This is a brief little article about a story on ‘Good Morning America’ about the children-victims of the tsunamis. All of the children featured were WHITE EUROPEANS. Those brown-skinned kids don’t count, I guess. Probably a 1/3-1/2 of those affected by this disaster are children. But only the white ones count.
When will people get over their insular little selves? I’ve realised that over the past four years, I have had many many lines of thought that begin with the words, ‘If I were president…’. It finally this morning started to piss me off. I don’t want to have to think about what I would do if I were president because the US should be able to elect a reasonable person to hold the job. A horrible disaster like this ought to bring the world together. I don’t know exactly what’s going on locally in Sri Lanka but I know that the president (of Sri Lanka) has called upon the nation to come together, for the rebels to lay down their arms for the moment, and help to rebuild the nation. Even if the rebels pick up their guns again after the rebuilding is done, it would be a powerful message that they came together to help to rebuild.

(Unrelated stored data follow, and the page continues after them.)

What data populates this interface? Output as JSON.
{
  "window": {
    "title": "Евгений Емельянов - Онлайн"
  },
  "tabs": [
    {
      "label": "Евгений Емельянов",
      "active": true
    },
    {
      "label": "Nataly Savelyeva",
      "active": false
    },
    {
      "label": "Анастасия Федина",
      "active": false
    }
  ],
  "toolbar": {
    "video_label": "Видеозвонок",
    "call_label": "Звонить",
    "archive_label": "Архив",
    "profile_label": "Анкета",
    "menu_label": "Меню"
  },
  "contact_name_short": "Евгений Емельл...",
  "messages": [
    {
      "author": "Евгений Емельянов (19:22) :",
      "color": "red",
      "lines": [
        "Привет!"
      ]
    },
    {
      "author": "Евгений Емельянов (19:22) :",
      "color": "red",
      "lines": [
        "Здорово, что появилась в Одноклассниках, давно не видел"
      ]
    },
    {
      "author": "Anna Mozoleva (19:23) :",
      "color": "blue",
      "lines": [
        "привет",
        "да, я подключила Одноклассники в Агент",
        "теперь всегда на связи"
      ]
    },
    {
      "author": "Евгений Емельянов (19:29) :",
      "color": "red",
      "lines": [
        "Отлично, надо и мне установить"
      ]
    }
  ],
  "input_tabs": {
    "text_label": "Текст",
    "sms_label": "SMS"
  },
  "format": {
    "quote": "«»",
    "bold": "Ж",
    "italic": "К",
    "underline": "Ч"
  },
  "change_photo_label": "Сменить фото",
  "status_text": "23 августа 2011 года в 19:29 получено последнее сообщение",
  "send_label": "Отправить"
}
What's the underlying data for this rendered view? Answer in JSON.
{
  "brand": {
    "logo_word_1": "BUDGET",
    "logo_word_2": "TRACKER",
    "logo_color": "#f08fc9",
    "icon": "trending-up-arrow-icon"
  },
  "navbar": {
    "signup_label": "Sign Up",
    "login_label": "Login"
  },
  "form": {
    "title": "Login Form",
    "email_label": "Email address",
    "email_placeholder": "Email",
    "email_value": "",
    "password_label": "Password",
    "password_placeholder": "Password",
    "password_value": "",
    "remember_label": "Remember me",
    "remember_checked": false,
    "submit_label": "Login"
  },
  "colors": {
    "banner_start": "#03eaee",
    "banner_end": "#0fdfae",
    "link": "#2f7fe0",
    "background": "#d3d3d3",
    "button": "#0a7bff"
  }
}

This is what the world ought to be doing. Coming together. Obviously nations cannot give unreservedly–it’s fair that they need to take care of their own populations first. But the US contribution currently stands at $35 million. Likely a drop in the bucket. The US currently has a population of 293,027,571. 35,000,000 divided by 293,027,571 equals 12¢/person. TWELVE CENTS. Even if it were increased to fifty cents/person, they would then be sending $145.5 million. The annual US government budget is measured in the trillions of dollars. One would think that they could divert some money from less important things like, say, missile defence (whose budget is measured in the billions) to something that actually matters, like human life.
On the topic of presidents, Kennedy once gave a speech in which he pointed out that no matter what our differences, we are all human, we all share the same basic goals and desires. Most simply, we are all mortal. Each life is as precious and valuable as the next. Our own mortality is staring us in the face right now. Not simply because of human stupidity but because of an act of nature. Human stupidity is a painful thing to witness, but acts of nature ought necessarily to be humbling. They should reminds us all just how delicate the entire planet is, how lucky we are to be here at all.
Sadly, in the old guns versus butter debate, guns always seem to win out. I have no reason to believe that 2005 will be any different, but I can always hope. As Harvey Milk once said, without hope, life is not worth living.